Michael Moore at it Again – This Time His Camera Takes Aim at Health Insurance

[6/02/07]

First it was the auto industry, then gun control, and then the war in Iraq, now controversial film director Michael Moore takes aim at the Healthcare industry and the problems of the 47 million without access to affordable health coverage in America. His next film, the soon to be released “Sicko” promises to in the film makers own words” tear down the last shred of resistance to Universal Healthcare”.

In a recent pre-screening of the film in San Francisco, people on both sides of universal health coverage as a means of creating affordable health insurance for all, said the film was well done, and could not be easily dismissed simply as “left wing propaganda” as many of Moore’s films have been.

“Sicko” speaks from the universal heart on the need for universal coverage. In Moore’s straight forward story telling style using real people with real stories, he captures people with their true emotions, like the tearful medical director of a major insurance company who confesses in shame that she had caused the deaths of people by denying coverage strictly to boost company profits.

“Sicko” goes on to explode many of the myths surrounding Universal Coverage and so called socialized medicine when it comes to delivering low cost healthcare insurance. The film asks the tough questions like why should an asthma inhaler cost five dollars in poverty stricken countries like Cuba, where Americans without affordable medical coverage are forced to pay one-hundred and twenty dollars for the same inhaler? The film also shows that contrary to popular belief, in France, England and Canada doctors are paid very well, and are happy with the healthcare systems in those countries.

In perhaps one of the film’s most chilling and telling moments, in and audiotape Richard Nixon, is heard to say just prior to setting in motion the wheels that started the managed care health insurance system in this country “It increases profits by reducing care – I like that”.

Moore himself recently testified in Sacramento where the California State Senate is locked in debate over how to provide affordable health insurance for all citizens of California.

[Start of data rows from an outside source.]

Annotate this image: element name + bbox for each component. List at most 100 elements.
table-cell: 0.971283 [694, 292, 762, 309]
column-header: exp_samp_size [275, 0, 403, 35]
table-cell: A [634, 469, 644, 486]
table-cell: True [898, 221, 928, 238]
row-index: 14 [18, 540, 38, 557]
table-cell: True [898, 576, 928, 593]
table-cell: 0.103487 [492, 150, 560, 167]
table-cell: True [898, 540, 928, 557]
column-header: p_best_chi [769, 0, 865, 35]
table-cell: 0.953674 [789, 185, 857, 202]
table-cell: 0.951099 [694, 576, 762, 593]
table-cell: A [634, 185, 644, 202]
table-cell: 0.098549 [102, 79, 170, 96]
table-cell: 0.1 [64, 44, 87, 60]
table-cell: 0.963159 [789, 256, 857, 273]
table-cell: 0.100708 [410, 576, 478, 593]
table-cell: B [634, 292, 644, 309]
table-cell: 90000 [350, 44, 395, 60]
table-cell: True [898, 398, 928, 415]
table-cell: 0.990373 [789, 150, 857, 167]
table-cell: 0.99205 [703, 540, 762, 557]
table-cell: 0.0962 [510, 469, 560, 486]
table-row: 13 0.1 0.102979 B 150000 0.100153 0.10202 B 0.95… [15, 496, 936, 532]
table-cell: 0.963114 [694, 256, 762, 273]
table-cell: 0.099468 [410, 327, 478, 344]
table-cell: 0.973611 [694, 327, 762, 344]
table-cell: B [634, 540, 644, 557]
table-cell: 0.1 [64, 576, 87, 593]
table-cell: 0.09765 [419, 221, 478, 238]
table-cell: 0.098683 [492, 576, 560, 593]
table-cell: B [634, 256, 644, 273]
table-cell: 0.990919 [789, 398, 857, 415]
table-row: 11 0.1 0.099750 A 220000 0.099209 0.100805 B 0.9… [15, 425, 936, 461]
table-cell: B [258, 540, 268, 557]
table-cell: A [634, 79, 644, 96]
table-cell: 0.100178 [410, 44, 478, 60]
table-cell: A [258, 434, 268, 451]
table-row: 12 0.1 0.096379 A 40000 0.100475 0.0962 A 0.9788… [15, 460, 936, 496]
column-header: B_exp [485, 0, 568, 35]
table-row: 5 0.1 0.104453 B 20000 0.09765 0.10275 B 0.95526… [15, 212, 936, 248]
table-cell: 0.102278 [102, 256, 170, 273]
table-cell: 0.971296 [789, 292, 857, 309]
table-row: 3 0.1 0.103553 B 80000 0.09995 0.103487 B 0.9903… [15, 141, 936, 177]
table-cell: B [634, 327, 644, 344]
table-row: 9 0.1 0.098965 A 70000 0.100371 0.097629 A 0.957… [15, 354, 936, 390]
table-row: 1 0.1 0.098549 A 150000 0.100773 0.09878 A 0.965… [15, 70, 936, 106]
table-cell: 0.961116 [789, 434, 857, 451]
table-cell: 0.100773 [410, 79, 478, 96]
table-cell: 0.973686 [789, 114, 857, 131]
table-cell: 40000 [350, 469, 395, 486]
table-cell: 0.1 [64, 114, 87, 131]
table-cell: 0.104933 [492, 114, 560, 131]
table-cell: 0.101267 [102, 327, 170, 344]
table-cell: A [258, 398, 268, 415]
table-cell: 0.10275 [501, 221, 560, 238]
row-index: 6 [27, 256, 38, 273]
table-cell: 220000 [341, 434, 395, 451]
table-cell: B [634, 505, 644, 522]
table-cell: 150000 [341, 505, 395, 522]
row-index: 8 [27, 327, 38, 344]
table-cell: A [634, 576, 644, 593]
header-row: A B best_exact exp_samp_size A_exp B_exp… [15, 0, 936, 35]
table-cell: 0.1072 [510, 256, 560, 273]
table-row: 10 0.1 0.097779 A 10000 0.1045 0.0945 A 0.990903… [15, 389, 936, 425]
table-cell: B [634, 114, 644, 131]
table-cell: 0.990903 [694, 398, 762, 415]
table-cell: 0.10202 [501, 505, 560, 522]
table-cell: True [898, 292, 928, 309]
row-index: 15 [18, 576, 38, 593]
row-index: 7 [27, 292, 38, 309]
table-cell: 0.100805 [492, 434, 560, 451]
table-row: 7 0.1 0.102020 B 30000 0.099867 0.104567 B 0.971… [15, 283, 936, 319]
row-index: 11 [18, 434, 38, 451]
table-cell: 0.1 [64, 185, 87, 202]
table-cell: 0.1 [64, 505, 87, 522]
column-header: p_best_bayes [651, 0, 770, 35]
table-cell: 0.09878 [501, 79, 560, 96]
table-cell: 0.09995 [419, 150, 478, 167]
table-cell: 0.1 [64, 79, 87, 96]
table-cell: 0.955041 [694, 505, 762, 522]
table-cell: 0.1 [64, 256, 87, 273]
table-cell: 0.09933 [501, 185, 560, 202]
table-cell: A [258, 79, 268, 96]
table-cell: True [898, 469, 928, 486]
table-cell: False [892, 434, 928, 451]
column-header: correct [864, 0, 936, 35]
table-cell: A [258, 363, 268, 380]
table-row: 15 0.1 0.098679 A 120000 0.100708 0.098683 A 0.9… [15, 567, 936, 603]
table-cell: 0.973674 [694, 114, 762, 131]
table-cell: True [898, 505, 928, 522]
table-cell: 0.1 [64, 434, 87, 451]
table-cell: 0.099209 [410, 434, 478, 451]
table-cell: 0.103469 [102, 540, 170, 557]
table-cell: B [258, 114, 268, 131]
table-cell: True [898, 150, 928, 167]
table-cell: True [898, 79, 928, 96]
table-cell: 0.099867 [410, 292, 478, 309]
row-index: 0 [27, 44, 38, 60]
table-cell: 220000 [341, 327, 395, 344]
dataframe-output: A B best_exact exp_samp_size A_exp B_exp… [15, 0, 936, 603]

And while the film would seem to say that the answer is to do away with insurance companies all together; not even the current affordable health insurance reform plans proposed by Democrats in California, or those running for the White House, propose that. Instead they see the answer to affordable health insurance and low cost medical plan premiums to be by enacting a cooperative plan of coverage for all through much better regulated insurance companies. The film apparently lambastes Senator Hillary Clinton, as much as it does former president Nixon.

In actuality the film follows the tragedies not of people without affordable health insurance, but those who had health insurance coverage but where in some way denied healthcare by their insurance company. Always controversial, Moore hopes that the film opens the eyes of more people to the problems of the system of healthcare and health insurance in this country of which those without affordable medical insurance are only a part.